Friday, August 5, 2011

CIMB, Maybank Jakarta shutout ploy to force BNM’s hand


August 05, 2011

Maybank would need to dump RM5 billion worth of shares to meet the new ruling. — file pic
KUALA LUMPUR, Aug 5 — CIMB and Maybank may be forced to sell their lucrative stakes in Indonesia’s Bank Niaga and Bank Internasional Indonesia because of Bank Negara Malaysia’s refusal to grant a full commercial licence to Indonesia’s biggest bank.

Jakarta plans to slash the cap on foreign ownership of banks from 99 to 50 per cent, hitting Malaysia’s two biggest lenders the hardest, in what appears to be a retaliatory move to force Bank Negara to rethink its refusal to grant the licence to Bank Mandiri.

“It’s not fair and I am frustrated. Everyone wants to get into Indonesia. They need us more than we need them,” the Financial Times quoted Zulkifli Zaini, the head of Bank Mandiri, as saying today, in reference to the regulatory barriers Indonesian banks have faced in their efforts to expand across Asia.

There are between two and three million Indonesians working in Malaysia to whom Mandiri has sought to provide banking services.

The Bank Indonesia ruling — which has no implementation date as yet — will in turn put a crimp on CIMB’s and Maybank’s regional ambitions.

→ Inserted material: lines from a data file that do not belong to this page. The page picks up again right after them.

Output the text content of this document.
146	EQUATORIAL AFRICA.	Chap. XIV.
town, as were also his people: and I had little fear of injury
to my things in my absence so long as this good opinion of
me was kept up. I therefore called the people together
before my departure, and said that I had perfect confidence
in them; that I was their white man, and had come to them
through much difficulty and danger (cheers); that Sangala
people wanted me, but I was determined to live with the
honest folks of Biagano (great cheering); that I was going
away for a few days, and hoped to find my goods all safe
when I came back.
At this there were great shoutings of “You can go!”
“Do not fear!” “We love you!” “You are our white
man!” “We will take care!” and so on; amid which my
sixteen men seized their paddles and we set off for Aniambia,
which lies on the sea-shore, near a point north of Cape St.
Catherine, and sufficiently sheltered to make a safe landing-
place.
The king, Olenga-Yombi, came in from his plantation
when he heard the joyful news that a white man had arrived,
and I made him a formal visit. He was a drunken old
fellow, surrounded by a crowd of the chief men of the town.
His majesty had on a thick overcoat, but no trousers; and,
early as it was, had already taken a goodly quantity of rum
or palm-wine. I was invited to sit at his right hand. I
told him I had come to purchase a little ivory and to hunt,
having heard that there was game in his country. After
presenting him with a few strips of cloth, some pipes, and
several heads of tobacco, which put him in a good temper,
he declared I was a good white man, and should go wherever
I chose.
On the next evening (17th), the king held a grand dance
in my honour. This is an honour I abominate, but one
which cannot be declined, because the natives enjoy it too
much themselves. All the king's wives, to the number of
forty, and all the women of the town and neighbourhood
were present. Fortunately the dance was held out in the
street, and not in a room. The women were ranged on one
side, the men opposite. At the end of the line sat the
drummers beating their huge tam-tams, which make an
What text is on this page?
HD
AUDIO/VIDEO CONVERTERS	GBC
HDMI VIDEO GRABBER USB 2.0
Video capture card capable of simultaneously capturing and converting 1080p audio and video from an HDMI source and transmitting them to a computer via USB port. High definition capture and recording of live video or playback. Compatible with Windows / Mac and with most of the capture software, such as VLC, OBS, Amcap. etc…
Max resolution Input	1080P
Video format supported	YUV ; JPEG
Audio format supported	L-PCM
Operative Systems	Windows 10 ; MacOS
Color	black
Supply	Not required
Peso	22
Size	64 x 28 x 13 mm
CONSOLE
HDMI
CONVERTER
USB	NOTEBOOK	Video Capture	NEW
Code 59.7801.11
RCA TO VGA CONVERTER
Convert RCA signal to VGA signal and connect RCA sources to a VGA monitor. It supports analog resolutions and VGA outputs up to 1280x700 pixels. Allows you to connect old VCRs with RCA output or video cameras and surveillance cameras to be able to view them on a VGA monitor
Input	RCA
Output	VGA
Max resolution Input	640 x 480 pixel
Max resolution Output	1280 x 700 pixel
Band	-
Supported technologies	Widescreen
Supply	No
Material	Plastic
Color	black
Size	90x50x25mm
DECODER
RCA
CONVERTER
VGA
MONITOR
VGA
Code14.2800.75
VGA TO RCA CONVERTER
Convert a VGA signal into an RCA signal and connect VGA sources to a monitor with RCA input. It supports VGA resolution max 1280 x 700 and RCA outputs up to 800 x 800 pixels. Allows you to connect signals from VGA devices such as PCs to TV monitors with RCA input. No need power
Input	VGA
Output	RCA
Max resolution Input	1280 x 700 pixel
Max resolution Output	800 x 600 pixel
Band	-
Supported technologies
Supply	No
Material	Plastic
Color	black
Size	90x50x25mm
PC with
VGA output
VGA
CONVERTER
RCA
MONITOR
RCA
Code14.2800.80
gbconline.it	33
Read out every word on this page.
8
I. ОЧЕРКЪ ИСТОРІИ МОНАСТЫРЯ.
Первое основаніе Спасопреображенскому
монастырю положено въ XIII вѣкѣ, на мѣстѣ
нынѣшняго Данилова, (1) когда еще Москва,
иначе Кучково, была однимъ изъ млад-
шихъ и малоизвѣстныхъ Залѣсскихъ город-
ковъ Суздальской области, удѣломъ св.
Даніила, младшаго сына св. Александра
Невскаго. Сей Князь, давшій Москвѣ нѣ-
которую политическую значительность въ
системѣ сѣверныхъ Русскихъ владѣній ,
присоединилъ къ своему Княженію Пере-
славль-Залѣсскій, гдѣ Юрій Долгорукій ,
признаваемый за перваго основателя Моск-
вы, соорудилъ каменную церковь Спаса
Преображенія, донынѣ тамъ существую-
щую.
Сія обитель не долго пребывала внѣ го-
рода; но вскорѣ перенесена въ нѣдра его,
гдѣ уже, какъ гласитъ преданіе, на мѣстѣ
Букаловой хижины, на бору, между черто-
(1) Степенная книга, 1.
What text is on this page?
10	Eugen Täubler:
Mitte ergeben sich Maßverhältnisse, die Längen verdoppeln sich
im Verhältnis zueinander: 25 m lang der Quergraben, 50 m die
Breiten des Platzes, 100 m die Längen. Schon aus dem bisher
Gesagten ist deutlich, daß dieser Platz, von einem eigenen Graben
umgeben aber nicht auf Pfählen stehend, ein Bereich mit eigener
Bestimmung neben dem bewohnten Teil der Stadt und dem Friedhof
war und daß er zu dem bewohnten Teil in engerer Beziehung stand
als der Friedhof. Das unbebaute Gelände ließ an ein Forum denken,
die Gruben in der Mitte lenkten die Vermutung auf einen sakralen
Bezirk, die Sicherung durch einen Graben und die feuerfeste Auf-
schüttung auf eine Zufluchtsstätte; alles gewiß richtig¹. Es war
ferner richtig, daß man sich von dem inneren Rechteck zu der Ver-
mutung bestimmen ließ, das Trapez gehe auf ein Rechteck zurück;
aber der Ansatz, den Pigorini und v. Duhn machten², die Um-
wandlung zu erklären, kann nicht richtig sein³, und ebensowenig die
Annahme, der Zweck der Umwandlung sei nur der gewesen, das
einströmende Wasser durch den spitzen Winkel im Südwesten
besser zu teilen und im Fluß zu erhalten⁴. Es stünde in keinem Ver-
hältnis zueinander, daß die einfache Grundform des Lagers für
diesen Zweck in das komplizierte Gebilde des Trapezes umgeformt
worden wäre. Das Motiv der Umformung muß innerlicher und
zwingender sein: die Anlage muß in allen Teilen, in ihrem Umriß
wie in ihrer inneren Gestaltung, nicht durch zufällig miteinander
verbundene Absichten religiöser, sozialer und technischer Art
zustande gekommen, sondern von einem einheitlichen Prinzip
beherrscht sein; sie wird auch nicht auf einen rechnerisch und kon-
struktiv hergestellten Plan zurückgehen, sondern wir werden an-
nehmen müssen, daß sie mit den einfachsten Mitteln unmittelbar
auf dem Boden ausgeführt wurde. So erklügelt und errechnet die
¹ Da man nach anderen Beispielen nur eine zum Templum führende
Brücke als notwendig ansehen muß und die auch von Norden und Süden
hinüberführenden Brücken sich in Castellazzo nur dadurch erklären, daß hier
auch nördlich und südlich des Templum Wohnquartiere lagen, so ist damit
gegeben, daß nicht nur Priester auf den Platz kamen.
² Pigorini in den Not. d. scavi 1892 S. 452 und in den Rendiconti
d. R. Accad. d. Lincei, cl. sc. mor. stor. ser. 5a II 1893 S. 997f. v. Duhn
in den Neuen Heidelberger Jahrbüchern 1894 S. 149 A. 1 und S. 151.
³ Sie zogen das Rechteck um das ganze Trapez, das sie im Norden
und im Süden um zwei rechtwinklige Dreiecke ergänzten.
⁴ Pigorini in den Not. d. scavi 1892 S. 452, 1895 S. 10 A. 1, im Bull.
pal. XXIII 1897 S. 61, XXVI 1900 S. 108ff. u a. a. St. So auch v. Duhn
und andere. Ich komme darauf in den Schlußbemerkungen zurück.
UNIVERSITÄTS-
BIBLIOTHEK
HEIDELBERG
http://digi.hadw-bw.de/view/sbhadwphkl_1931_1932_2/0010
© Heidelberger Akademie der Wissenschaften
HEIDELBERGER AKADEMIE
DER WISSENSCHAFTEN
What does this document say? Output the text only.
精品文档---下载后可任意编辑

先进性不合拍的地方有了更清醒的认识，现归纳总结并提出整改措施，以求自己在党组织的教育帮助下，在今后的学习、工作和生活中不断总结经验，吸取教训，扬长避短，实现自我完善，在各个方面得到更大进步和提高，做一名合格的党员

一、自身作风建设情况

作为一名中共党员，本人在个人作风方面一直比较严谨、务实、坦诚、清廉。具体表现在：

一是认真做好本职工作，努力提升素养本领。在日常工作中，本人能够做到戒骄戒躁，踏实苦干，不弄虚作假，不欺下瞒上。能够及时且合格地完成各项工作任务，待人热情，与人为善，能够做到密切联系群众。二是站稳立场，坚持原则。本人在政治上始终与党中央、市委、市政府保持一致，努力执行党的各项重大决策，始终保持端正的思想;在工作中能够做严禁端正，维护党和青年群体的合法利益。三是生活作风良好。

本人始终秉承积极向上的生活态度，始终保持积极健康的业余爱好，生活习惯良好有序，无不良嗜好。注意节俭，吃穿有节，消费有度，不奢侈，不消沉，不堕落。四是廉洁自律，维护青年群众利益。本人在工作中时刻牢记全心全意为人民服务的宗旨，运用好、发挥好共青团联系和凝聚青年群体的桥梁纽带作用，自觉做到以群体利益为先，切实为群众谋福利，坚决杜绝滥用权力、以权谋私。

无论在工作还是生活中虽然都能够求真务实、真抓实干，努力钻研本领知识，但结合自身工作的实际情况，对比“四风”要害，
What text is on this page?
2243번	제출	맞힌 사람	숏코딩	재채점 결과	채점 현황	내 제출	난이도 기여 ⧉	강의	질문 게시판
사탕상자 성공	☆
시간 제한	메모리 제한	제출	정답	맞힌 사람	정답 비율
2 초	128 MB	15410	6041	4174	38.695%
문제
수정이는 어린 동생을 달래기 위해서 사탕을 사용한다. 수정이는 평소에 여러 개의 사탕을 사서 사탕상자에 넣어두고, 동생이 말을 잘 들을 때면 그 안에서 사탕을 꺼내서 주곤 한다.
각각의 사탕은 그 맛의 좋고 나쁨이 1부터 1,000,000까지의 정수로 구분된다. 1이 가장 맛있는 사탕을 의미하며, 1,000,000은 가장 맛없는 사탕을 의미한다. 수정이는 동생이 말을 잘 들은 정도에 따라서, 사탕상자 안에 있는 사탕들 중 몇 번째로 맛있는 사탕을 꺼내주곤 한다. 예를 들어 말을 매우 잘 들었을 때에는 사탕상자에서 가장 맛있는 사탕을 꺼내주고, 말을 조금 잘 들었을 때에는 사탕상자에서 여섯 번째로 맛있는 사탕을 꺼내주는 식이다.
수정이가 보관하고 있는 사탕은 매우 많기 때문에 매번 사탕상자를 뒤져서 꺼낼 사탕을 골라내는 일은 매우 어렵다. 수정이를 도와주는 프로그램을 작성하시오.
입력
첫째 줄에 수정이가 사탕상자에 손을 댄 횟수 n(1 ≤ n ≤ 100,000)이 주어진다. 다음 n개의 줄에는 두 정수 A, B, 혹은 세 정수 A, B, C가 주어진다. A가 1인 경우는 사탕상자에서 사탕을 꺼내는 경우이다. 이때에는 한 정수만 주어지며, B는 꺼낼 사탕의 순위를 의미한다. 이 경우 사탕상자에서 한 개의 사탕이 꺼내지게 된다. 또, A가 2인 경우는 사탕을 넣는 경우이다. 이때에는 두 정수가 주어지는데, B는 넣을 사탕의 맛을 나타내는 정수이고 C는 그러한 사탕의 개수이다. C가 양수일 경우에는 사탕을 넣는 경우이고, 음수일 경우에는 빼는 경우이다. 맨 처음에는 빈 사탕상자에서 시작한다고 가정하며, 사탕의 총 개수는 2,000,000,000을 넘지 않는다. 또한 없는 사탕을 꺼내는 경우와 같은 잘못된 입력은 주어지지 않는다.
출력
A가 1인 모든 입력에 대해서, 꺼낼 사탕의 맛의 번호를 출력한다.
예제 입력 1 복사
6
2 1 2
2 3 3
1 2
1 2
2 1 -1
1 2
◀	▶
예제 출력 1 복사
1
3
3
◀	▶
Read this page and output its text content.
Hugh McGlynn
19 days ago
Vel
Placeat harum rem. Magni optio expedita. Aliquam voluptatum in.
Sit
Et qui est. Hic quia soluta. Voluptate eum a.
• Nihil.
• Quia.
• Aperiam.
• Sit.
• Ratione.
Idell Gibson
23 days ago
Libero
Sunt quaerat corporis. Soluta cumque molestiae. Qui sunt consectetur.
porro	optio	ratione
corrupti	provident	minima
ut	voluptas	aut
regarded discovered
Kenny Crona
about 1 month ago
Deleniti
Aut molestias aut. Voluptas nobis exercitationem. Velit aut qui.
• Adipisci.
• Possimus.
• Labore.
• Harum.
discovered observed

The ruling would cost CIMB a large stake in the bank that provided a third of its profits last year.—Reuters pic
Both were recently engaged in a bidding war to take over RHB Bank, which would have made the winner the biggest bank in Southeast Asia.

But they were thwarted after Abu Dhabi Commercial Bank sold its 25 per cent stake in RHB to its sister company Aabar at RM10.80 per share, setting a benchmark that both banks felt was too high.

The latest move by Indonesia’s central bank will further dent their plans, possibly leaving the two banks cash-rich but shut out of the region’s fastest growing economy.

CIMB currently controls 98 per cent of Bank Niaga, Indonesia’s fifth-largest bank, while Maybank owns 95 per cent of Bank Internasional Indonesia, the republic’s eighth-largest financial institution.

If both banks are to cut their stakes to 50 per cent, CIMB will find itself with an extra RM7 billion in hand based on current market value but lose half its interest in Bank Niaga, which contributed a third of its pre-tax profits last year.

For Maybank to meet the 50 per cent cap, it will have to sell RM5 billion worth of shares at current prices.

Uncertainty over Bank Indonesia’s ruling has already scuppered Affin Holdings Bhd’s plans to acquire an 80 per cent stake in Bank Ina worth RM138 million.

Ties between Putrajaya and Jakarta have been cool in recent years after Malaysia froze in 2009 the recruitment of foreign labour, the majority of whom come from Indonesia, before reopening its doors earlier this year.

Indonesia had in turn stopped its domestic workers from working in Malaysia following reports of abuse.